Malayalam films are raining sequels these days. There have been numerous attempts in recent times to bring back to life characters from the past that have influenced the life and times of film goers in Kerala.
There has been a history of sequels in the 80’s and 90’s. There was the popular trilogy of Naadodikaatu, Pattanapravesham and Akkare Akkare Akkare which elucidate the adventures of daft CID’s Dasan and Vijayan. Then there were the adventures of the cool dude CBI officer Sethuramaiyer, whose detective skills became the talking point in four different movies across the 80’s and 2000’s. Again there was Inspector Balram of Mammotty who came back twice again. And who would not remember Mohanlal’s and Thilakan’s archetypal performance in Chengol and Kireedam.
But overall the numbers that had come in over the years have let the viewers retain their interest in the sequels that comes once in a while.
All have changed this decade. We have suddenly seen a spurt in the number of movies that come in as an extension of the life of their previous existence.
First there was Raavanaprabhu, the return of Mangalassery Neelakantan a much loved and hated feudal lord from Devasuram. Then there were the sequels to the comedy classic In Harihar Nagar. If the first sequel To Harihar Nagar hit the screens after a gap of 18 years, the second sequel, In Ghost House Inn, took only 18 months to make. Then there was the comeback of Sagar Elias Jacky, a character made immortal by Mohanlal in the 80’s, back in a more stylish avatar.
It’s always an enormous pressure when you do a sequel. The demands are so high, as the standards has already been set. It seemed to go on well until recently a few low quality sequels came up. August 15, Senior Mandrake – only a few which we could remember the names of. A few of them tested my patience in the theatres, and the worst part of these was that seeing the farce in theatres made me hate the original versions which were far more better in quality and content.
So I waited rather implausibly for the arrival of The King and The Commissioner – Shaji Kailas’s most recent endeavour to reinvent himself and libretto author Renji Panicker by bringing back two of his most famous characters from the 90’s into a single movie. Both The King and The Commissioner were cult classics for the average malayalee, and both the characters of Joseph Alex IAS and Bharat Chandran IPS have been etched in the movie goers mind due to their mannerism, attitude and persona.

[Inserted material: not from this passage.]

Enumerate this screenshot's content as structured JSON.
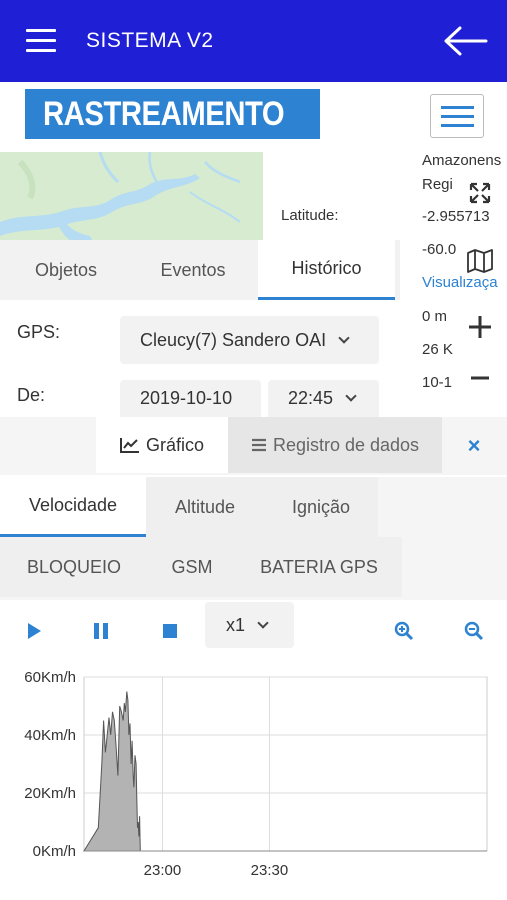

It was a good start. The atmosphere at Savitha Film City at Kannur was electrifying, and the fan boys of both superstars had made headway to celebrate the opening. Usually, there was not even a minimum chance that I would get tickets for a superstar movie on the first day itself, as conquering the queue was almost impossible. But this time, tickets were arranged backstage due to the new found contacts that came with my new job profile.

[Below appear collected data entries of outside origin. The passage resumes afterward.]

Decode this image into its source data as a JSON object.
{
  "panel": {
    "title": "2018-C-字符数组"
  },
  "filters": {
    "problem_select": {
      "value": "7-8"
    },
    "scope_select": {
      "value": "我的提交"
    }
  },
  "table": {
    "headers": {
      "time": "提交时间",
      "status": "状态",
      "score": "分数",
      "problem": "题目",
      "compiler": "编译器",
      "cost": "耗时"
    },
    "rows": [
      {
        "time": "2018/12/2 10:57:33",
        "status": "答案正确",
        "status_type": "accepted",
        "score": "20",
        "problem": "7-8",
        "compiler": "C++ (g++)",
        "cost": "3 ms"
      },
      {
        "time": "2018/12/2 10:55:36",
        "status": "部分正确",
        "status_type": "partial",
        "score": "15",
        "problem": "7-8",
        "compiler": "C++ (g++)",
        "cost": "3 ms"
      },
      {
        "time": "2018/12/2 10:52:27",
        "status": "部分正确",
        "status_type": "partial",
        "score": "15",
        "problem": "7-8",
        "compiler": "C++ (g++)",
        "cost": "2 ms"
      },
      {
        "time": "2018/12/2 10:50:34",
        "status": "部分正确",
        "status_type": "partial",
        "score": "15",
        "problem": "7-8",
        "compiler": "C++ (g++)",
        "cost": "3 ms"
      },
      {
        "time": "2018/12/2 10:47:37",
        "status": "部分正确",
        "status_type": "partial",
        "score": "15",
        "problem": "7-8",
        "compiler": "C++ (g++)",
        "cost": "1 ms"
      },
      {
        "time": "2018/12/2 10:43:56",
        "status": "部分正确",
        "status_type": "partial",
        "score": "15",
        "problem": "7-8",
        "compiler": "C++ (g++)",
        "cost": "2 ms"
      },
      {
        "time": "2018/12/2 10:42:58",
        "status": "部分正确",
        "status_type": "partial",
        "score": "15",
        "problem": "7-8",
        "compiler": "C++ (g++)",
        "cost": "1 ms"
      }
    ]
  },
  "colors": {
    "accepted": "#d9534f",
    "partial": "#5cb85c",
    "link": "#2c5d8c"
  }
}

A full house and the expectations were huge. As usual, the credits got all the claps and it was virtually impossible to hear anything. The start was good, and Mammotty’s introduction happened with a lot of fanfare. Then the wait started for the Commissioner to enter and it was not until halfway into the first half that he was thrust on the canvas.
But as the movie and screenplay moved forward, the expectations turned to damp squib. What was expected to be an entertaining blitzkrieg of dialogues turned out to be a never ending three and half hour torture of verbal diarrhea. It was just play and replay of most of the dialogues from the previous classics. For example, The King’s “Extra Bone” becomes “Extra Spine”, and the classic “Ormayundo ee mugham” from Commissioner is repeated at a different target. Saikumar’s character of the Swamy was a poor caricature of a similar character that was essayed by Narendra Prasad in another hit of Shaji-Renji team’s Ekalavyan.

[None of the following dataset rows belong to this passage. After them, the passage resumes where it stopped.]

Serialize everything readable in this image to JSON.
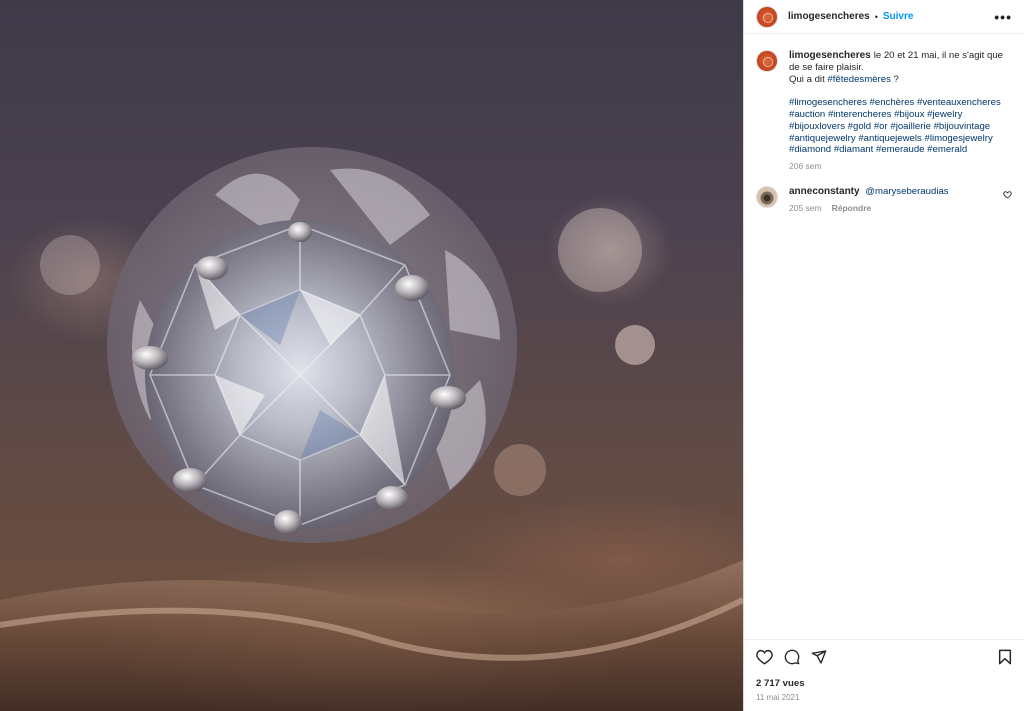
{
  "post": {
    "author": "limogesencheres",
    "follow_label": "Suivre",
    "dot": "•",
    "more_label": "•••",
    "caption": {
      "line1": "le 20 et 21 mai, il ne s'agit que de se faire plaisir.",
      "line2_prefix": "Qui a dit ",
      "line2_tag": "#fêtedesmères",
      "line2_suffix": " ?",
      "hashtags": [
        "#limogesencheres",
        "#enchères",
        "#venteauxencheres",
        "#auction",
        "#interencheres",
        "#bijoux",
        "#jewelry",
        "#bijouxlovers",
        "#gold",
        "#or",
        "#joaillerie",
        "#bijouvintage",
        "#antiquejewelry",
        "#antiquejewels",
        "#limogesjewelry",
        "#diamond",
        "#diamant",
        "#emeraude",
        "#emerald"
      ],
      "time": "206 sem"
    },
    "comment": {
      "user": "anneconstanty",
      "mention": "@maryseberaudias",
      "time": "205 sem",
      "reply_label": "Répondre"
    },
    "views": "2 717 vues",
    "date": "11 mai 2021"
  },
  "icons": {
    "like": "heart-icon",
    "comment": "comment-bubble-icon",
    "share": "paper-plane-icon",
    "save": "bookmark-icon",
    "more": "more-options-icon"
  },
  "colors": {
    "link": "#0095f6",
    "hashtag": "#00376b",
    "muted": "#8e8e8e",
    "text": "#262626",
    "avatar": "#c94a22"
  }
}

Worse still, even though the thread of the story was quite good, it did not make any impact as the screenplay was too dull compared to Renji’s previous flicks. There was an apparent tiredness that could be made out from the faces of the lead actors. Also the situations were not quite realistic, examples of an IAS officer daring the Prime Minister of the country, the bomb blast in the High Court at Delhi that looked like a family court at Kannur, Mammotty giving lecture in Malayalam about the greatness of India to a Pakistani ISI chief (how does the director expect a Paki to know Malayalam) and a fight at the climax in a godown (like in the good old days when every Indian movie was climaxed there). What I felt that the script was just an opportunity for the protagonists to mouth a series of endless discourse without much intent or connotation.
The King and The Commissioner turned out to be an agony that lasted too long. Once out of the theatre, I had made up my mind to go back to YouTube and watch the original King and Commissioner to get over the hangover as soon as possible. And that was what I did as soon as I reached home. Even though it was well past midnight, watching the originals helped me get over the disenchantment of watching the follow-up.
Don Marquis once quoted – “A sequel is an admission that you’ve been reduced to imitating yourself”.
And I feel this attempt at imitating the success has come a cropper.
Hope the next sequel that we are expecting in Malayalam cinema will be something that we can endure with.